SAN FRANCISCO (KGO) -- The California Academy of Sciences runs a state of the art museum in Golden Gate Park, but may people don't realize that behind the scenes the academy is also a world class research institution. Academy scientists estimate only about 10 percent of all life on Earth has been discovered. That unknown 90 percent could hold the cure to cancer, critical information about climate change, or a way to feed a starving nation. But the number of scientists looking for new species is dropping and university programs to train them are disappearing. So the academy is stepping up its effort to inspire and train a new generation.
Dave Kavanaugh is senior curator of the academy's entomology department. He says "It's very frustrating to realize that the students that can do this kind of work are not being developed and the skill is being lost." So Kavanaugh and other academy scientists are mentoring promising high school students.
For the past year, Kavanaugh has worked with 18-year-old Mollie Cueva-Dabkoski. Cueva-Dabkoski says she never expected to be bonding with beetles. "My idea of science was kind of wrapped up in a book, something very dry." But, that was before Cueva-Dabkoski joined the academy's Careers in Science program, aimed at high school students from under-served communities. She went on a field trip collecting bugs near the Oregon border and she was hooked. "I discovered I really like beetles. They are gorgeous. All my friends laugh that I say that."
But Kavanaugh isn't laughing, he's cheering. Cueva-Dabkoski is now a Student Science Fellow, part of a new academy program to train future scientists and give them hands-on research experience. Kavanaugh says "The school system doesn't really offer an opportunity, even at the college level in most universities, to do what these students are getting to do."

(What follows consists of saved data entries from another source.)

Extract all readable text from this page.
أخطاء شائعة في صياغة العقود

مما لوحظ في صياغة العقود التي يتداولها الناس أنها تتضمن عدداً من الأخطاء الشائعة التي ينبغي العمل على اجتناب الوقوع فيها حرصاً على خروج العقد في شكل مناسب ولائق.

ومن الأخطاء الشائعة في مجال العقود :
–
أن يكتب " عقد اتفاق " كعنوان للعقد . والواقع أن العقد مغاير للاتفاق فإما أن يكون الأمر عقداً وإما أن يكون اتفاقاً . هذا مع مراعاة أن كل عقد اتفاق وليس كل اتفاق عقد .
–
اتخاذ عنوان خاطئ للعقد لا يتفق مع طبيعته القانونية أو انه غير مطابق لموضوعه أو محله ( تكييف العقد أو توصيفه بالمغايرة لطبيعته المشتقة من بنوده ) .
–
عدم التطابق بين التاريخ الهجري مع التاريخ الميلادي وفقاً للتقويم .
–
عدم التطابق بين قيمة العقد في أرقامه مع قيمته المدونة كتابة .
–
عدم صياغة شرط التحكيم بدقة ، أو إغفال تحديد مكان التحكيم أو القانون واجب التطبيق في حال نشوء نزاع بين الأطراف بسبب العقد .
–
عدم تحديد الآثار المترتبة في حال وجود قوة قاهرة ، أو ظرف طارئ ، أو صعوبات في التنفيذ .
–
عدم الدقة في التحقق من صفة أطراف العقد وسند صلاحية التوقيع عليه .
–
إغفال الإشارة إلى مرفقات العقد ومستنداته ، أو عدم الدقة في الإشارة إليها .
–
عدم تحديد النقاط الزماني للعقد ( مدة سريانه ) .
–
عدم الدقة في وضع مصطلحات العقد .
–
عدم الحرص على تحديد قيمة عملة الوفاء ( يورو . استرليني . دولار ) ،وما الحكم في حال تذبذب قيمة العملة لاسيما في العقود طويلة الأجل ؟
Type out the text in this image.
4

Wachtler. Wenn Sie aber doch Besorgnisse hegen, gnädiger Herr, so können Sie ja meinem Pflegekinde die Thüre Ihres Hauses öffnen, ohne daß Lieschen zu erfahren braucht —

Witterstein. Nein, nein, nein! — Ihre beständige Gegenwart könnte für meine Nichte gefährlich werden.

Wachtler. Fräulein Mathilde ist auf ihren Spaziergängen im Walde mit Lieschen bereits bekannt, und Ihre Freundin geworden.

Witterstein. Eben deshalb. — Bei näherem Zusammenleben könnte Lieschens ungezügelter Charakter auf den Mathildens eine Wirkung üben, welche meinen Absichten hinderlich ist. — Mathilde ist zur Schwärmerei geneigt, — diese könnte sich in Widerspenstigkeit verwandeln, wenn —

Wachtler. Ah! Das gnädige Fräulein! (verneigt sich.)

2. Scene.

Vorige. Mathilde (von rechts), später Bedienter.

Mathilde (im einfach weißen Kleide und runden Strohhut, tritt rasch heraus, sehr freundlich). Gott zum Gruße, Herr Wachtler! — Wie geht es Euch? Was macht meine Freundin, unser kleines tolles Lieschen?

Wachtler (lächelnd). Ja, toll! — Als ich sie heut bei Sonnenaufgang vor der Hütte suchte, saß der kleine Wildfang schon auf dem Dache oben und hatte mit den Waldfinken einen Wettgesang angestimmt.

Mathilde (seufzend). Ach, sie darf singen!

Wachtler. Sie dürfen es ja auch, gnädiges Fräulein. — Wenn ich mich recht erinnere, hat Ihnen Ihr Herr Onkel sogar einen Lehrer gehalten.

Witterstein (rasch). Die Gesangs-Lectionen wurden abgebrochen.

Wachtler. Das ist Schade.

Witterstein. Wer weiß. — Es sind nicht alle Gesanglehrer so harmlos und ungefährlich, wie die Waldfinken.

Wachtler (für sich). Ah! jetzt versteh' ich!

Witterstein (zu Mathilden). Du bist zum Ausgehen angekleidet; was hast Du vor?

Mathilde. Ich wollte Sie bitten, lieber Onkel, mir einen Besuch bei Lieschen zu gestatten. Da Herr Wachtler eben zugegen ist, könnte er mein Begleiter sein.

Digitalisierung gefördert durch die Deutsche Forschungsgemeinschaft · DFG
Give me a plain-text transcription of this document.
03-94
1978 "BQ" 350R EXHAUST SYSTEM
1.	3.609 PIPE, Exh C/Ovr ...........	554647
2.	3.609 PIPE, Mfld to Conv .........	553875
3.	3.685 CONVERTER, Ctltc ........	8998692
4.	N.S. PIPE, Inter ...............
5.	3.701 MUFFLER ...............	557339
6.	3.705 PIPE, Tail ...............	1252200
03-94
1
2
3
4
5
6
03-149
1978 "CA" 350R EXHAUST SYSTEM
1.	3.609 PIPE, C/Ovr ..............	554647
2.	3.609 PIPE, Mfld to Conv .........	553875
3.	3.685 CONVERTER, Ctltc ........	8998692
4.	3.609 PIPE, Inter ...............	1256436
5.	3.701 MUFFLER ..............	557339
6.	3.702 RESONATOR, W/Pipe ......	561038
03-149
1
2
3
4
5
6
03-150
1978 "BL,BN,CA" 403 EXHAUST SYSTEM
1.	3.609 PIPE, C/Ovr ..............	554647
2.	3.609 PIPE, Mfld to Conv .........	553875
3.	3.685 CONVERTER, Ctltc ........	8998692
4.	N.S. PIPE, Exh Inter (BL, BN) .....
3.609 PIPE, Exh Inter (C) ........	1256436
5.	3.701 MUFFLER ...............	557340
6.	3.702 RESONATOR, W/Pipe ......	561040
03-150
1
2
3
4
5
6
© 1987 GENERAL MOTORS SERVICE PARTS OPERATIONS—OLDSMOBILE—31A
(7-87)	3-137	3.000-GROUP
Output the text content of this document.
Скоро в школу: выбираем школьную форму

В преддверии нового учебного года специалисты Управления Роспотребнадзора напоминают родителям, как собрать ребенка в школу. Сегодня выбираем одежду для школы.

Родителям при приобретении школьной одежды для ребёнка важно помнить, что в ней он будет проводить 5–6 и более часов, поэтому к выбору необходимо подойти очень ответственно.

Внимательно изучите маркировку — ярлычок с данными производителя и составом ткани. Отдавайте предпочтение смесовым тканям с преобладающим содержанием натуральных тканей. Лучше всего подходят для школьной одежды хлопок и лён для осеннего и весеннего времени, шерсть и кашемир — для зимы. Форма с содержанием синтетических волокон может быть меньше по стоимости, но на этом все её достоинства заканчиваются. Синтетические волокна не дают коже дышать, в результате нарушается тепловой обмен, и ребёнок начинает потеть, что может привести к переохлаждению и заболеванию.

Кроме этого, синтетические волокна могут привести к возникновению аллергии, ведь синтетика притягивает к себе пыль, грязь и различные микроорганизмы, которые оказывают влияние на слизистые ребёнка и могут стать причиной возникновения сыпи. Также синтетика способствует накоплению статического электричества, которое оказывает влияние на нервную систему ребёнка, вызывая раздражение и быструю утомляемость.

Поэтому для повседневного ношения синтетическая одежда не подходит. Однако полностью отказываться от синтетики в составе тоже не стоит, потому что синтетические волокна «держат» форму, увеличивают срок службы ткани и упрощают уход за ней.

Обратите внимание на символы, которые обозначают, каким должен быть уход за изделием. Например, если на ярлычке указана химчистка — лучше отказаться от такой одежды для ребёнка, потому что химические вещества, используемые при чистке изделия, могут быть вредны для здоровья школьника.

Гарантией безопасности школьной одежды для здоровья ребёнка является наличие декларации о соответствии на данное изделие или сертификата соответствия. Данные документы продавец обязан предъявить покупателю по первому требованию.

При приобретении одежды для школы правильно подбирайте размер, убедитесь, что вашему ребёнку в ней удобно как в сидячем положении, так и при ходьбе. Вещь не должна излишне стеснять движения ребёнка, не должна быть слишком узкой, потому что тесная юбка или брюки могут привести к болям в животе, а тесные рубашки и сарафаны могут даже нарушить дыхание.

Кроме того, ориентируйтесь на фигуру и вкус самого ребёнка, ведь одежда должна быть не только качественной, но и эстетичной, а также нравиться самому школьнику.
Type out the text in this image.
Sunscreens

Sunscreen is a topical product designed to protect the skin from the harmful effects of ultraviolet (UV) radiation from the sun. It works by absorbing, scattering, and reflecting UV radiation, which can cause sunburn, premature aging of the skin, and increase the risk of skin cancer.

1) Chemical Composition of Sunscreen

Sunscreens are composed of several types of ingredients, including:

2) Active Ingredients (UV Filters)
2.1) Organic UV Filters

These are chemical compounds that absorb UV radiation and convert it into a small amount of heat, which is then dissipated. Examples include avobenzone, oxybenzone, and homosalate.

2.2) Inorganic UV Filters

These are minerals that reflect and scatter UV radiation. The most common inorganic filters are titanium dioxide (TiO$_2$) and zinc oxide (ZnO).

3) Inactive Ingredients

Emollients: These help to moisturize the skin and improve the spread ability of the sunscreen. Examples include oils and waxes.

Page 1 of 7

For the past 10 years, the academy has worked with Chinese scientists to collect all kinds of specimens in a remote part of China. Kavanaugh himself collected 50,000 beetles. Now comes the detective work -- figuring out whether any of the beetles are new species and how each one fits into the eco-system. Cueva-Dabkoski is on the team. She says "It's given me an idea of what it is to be a scientist."
Cueva-Dabkoski spent months tracking down ancient descriptions of beetles, corresponding with curators of insect collections all over the world, and examining historic specimens that were sent to the academy for comparison.
The work is paying off. Kavanaugh and Cueva-Dabkoski now believe they have discovered at least one new species. Cueva-Dabkoski says "It's really exciting!"
She starts at Johns Hopkins University this fall and plans to keep learning about the natural world creature by creature, with an eye toward a future career "saving the organism and also the large eco-system that it lives in."